A catcher stops a 200km/h pitch in his glove, bringing it to rest in 0.15meters. If the force exerted by the catcher is 803N, what is the mass of the ball?
v0=200 km/h = 200/3.6 m/s = 55.6 m/s
v1=0
v0^2-v1^2=2aS
S=0.15 m
a=(v0^2-0)/(2S)
=10288 m/s²
F=ma
m=a/F
=10288/803 kg
=0.078 kg.
Unfortunately, baseballs usually weigh around 140 g., so I don't know if something is wrong somewhere. Check my thinking.
Pretty silly question. The official mass of a major league baseball is 0.145 kg. No pitcher has ever thrown a baseball 200 km/h. Not even Sandy Koufax.
You can derive a baseballmass from the numbers you were given by equating the kinetic energy of the baseball to the work done against the glove, and solving for m. What you derive may or may not agree with the actual mass of a baseball.

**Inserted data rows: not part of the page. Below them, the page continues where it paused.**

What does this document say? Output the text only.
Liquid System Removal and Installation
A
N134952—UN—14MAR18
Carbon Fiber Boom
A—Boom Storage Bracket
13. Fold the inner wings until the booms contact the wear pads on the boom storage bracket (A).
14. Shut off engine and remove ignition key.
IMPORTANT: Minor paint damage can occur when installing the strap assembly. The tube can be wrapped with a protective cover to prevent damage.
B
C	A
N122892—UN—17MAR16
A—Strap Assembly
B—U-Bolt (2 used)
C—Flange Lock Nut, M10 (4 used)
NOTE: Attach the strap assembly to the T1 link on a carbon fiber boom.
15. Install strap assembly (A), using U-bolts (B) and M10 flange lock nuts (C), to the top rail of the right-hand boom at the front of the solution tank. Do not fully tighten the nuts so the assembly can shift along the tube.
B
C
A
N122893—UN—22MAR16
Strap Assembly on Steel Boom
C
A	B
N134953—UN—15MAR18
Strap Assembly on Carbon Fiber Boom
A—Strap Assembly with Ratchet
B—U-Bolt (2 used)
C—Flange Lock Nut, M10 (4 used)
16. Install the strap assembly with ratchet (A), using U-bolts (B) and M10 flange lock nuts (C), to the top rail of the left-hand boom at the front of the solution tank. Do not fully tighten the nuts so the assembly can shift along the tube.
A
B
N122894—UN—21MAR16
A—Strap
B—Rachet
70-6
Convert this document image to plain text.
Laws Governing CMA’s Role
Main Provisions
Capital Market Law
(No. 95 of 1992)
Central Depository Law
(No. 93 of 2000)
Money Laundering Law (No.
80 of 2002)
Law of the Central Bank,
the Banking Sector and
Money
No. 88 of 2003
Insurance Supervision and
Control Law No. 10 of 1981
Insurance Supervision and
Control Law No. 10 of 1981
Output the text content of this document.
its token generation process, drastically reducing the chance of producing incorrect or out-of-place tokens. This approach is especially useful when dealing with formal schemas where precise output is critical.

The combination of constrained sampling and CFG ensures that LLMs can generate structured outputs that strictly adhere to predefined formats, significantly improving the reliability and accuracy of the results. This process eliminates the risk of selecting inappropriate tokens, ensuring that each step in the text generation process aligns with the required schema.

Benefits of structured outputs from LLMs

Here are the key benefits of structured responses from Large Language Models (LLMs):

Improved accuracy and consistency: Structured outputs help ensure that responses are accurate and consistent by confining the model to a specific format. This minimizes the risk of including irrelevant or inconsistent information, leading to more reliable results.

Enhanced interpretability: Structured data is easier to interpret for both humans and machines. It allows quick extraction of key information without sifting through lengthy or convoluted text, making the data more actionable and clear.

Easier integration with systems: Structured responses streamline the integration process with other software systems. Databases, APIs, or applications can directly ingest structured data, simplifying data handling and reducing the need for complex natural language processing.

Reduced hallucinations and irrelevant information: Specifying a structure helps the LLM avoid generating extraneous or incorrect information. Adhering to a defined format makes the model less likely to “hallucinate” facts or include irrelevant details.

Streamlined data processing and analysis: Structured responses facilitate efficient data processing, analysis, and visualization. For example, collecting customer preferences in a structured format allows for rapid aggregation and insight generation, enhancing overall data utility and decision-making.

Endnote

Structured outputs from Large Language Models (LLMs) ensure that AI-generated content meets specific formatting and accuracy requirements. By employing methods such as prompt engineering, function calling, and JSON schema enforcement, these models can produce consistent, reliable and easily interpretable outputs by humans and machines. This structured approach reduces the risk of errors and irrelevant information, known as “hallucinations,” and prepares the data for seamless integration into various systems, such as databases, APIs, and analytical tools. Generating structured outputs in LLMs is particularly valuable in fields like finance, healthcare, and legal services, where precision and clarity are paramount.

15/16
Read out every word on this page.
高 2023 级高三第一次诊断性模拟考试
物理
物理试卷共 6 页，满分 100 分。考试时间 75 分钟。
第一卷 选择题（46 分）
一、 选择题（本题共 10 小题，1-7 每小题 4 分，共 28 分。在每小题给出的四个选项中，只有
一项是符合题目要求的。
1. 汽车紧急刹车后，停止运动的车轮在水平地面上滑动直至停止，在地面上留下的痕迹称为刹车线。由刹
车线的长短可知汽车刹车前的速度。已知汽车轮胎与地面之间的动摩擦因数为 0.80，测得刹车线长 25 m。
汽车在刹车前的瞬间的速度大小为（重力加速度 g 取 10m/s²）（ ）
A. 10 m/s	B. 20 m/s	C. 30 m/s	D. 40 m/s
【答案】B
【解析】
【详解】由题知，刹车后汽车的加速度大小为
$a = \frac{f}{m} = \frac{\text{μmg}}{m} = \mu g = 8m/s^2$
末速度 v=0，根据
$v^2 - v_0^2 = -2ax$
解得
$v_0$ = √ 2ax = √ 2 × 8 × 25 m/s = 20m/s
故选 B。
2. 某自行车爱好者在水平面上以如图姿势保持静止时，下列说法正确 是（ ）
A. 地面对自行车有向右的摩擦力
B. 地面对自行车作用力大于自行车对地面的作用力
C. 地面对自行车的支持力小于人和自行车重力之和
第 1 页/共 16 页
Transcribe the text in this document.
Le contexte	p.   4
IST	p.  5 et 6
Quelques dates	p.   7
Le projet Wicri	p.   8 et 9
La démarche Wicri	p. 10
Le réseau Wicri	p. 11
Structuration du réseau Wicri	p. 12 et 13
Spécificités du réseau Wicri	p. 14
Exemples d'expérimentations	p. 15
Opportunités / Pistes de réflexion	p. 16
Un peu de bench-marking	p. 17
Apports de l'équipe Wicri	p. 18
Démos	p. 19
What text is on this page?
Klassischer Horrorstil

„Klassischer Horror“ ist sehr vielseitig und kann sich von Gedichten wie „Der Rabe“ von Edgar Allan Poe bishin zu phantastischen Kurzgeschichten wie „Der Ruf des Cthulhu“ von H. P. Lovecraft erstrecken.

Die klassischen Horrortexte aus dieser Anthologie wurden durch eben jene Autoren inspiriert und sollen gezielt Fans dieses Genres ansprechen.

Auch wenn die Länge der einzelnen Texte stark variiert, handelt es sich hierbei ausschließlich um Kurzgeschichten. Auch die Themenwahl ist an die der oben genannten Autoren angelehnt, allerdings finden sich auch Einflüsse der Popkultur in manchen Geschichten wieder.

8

MathMate had everything right up to a/F. It should be F/a=m
To find the mass of the ball, we can use Newton's Second Law of Motion, which states that force (F) is equal to mass (m) multiplied by acceleration (a):
F = m * a
In this case, we know the force exerted by the catcher, which is 803N. We also know that the pitch went from a speed of 200km/h to come to rest in the catcher's glove, which means it experienced a deceleration. We need to convert the speed to meters per second (m/s) and calculate the deceleration (a).
1. Convert the speed from km/h to m/s:
- 200 km/h = 200,000 m/60 mins (since there are 60 minutes in an hour) = 3,333.33 m/min
- 3,333.33 m/min ÷ 60s (since there are 60 seconds in a minute) = 55.56 m/s
2. Calculate the deceleration (a):
- The pitch comes to rest, so the final velocity (vf) is 0 m/s, and the initial velocity (vi) is 55.56 m/s.
- Using the formula for acceleration (a = (vf - vi) / t) and assuming the time it took to stop is 1 second (to simplify the calculations):
a = (0 m/s - 55.56 m/s) / 1 s = -55.56 m/s^2
3. Substitute the values into Newton's Second Law of Motion:
F = m * a
803N = m * (-55.56 m/s^2)
4. Solve for mass (m):
m = 803N / (-55.56 m/s^2)
m ≈ - 14.44 kg
Since mass cannot be negative, we conclude that there has been an error in the calculations. Please double-check the given values and calculations to find the correct mass of the ball.